The trend toward autocracy in Russia is
horrible for the Russian people, but it is little threat to the
United States. Even autocracies have legitimate security concerns,
and Russia has been invaded several times through Eastern Europe,
which is why the Russians are worried about a hostile alliance
on its borders. Empirical evidence shows that authoritarian regimes
aren't necessarily externally aggressive - for example, the dictators
in Burma - and that democracies are no less belligerent than autocracies
in their foreign policies. In fact, data show that the most aggressive
nation on the planet after World War II has been the United States
- not the Soviet Union - with more than 100 military or covert
interventions in other countries.
Gerson also laments that America's NATO
allies don't pull their weight in defense spending or in Afghanistan,
the latest NATO nation-building project. He writes, "During
the past fifteen years, Europe has taken a peace dividend so massive
that the slightest military exertion leaves it bent and gasping
for air." Gerson is actually understating the problem. Those
allies have been free-riding for all of the 60-plus years after
World War II. But can you blame them? If the United States is
foolish enough to subsidize the defense of these wealthy nations
through the NATO alliance, they would be foolish not to spend
the money elsewhere.
As for Afghanistan, NATO allies may be
unenthusiastic about the effort because helping with the U.S.
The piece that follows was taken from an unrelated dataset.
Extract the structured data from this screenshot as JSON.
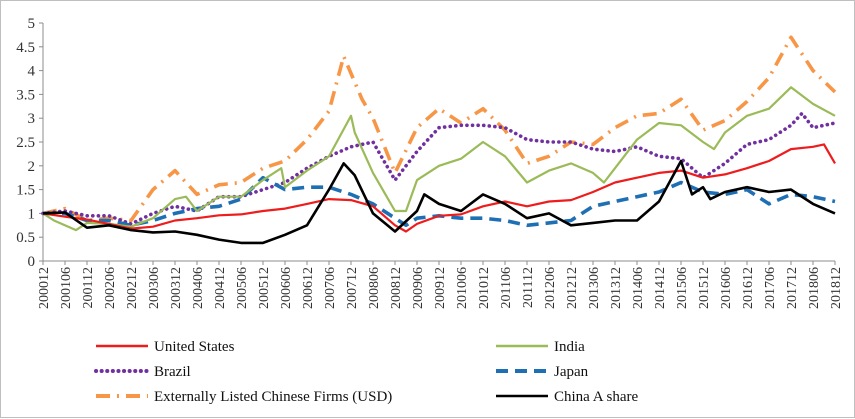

occupation of Muslim lands can lead to blowback terrorism on their
soil - for example, the attacks on Spain and Britain for helping
the United States occupy Iraq. Here again, the U.S. military-industrial
complex is busy generating new threats for the U.S. military and
its allies to counter.
Most businesses would love to be able
to generate demand for their products. Unfortunately, the Pentagon
and the military-industrial complex have this luxury and regularly
waste oodles of taxpayer dollars making U.S. citizens less safe.